A Cultura Sul-Coreana dominou o Palco Mundo
A Cidade do Rock vivenciou uma virada histórica no último dia 11 de setembro de 2026. Pela primeira vez em mais de quatro décadas de trajetória, o festival abriu espaço central para a música pop sul-coreana, transformando o Palco Mundo em uma apoteose de sincronia e conexão. Longe de soar como um mero aceno mercadológico de programação, a estreia do gênero evidenciou uma força comunitária raramente vista no evento, unindo diferentes gerações sob uma mesma experiência cênica e musical.
Stray Kids e a apoteose coletiva
O encerramento liderado pelo Stray Kids confirmou com louvor o posto de atração principal da noite. Ao longo de mais de duas horas de apresentação, o octeto sul-coreano explorou ao máximo os 2.400 metros quadrados de telas em LED com coreografias milimétricas e vigor inabalável. O repertório transitou por sucessos estrondosos como “Chk Chk Boom” e “LALALALA”, além de uma bem-humorada interpretação de “Ai Se Eu Te Pego”. Em resposta, a multidão ergueu o maior lightstick ocean já registrado na América Latina, rebatizando o espaço carinhosamente de “Stay City”.

Talita Santos relata a vivência na grade
A redatora do Kolmeia, Talita Fiorelli, viveu a experiência diretamente da grade da Cidade do Rock e resumiu o impacto da noite:
“Estar na grade foi testemunhar a história sendo feita. Ver aquele mar de luzes acesas cantando cada verso em coreano, ao lado de pais e filhos que aprenderam as letras juntos, revelou a grandeza desse público. A HWASA entregou vocais viscerais bem perto de nós, e o Stray Kids transformou o festival em uma celebração coletiva inesquecível. Foi uma comunhão real, acolhedora e que derrubou qualquer barreira linguística.”
HWASA e NEXZ consolidam presença coreana
Antes do ápice, a tarde já apontava para o peso da invasão coreana no festival. O grupo NEXZ inaugurou a programação do palco principal com sincronismo técnico impecável e carisma ao arriscar saudações em português, destacando faixas como “Beat-Boxer” e “SAUCIN’”. Na sequência, HWASA reafirmou sua autoridade artística ao desfilar sucessos de sua trajetória solo, incluindo “Maria” e “Chili”. Em um gesto emblemático, a cantora desceu à grade para se aproximar da plateia, desfazendo distâncias e firmando uma troca calorosa com os espectadores.
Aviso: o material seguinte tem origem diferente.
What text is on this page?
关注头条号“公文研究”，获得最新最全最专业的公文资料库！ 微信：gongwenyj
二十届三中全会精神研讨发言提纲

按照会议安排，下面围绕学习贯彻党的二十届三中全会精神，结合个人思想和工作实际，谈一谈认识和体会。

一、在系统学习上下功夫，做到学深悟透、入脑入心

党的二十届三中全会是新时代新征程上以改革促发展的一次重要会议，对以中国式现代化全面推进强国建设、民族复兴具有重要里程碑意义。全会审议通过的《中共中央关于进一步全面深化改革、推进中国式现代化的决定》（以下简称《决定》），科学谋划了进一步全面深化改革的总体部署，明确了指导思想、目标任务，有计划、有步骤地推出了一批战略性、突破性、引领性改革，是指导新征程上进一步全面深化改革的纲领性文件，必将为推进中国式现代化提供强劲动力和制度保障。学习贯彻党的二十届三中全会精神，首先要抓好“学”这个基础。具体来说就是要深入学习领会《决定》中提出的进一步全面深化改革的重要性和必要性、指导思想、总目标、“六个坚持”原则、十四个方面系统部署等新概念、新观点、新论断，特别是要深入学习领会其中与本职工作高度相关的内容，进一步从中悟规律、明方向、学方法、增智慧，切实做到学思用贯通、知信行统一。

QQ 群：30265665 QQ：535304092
Alok e as potências do festival
A grandiosidade do dia se expandiu pela Cidade do Rock. Alok apresentou o espetáculo “Keep Art Human”, integrando projeções tridimensionais, 45 bailarinos e uma coreografia aérea de drones que desenhou constelações tecnológicas no céu carioca. Enquanto isso, o Palco Sunset acolheu o refinamento dançante do Jamiroquai e a sensibilidade R&B de PJ Morton e Os Garotin. No Espaço Favela, a crueza melódica de Caio Luccas, Puterrier ao lado de MC Carol e a potência de MC Cabelinho completaram o retrato vibrante de uma edição plural.
A estreia do pop sul-coreano no festival comprovou que a música global contemporânea não admite mais divisões geográficas ou barreiras culturais. A presença maciça de famílias e a dedicação dos fãs sinalizam que a inclusão do estilo é um caminho definitivo para o circuito dos grandes festivais brasileiros. O espetáculo moderno alcança seu ápice quando o palco e a plateia respiram em absoluta harmonia.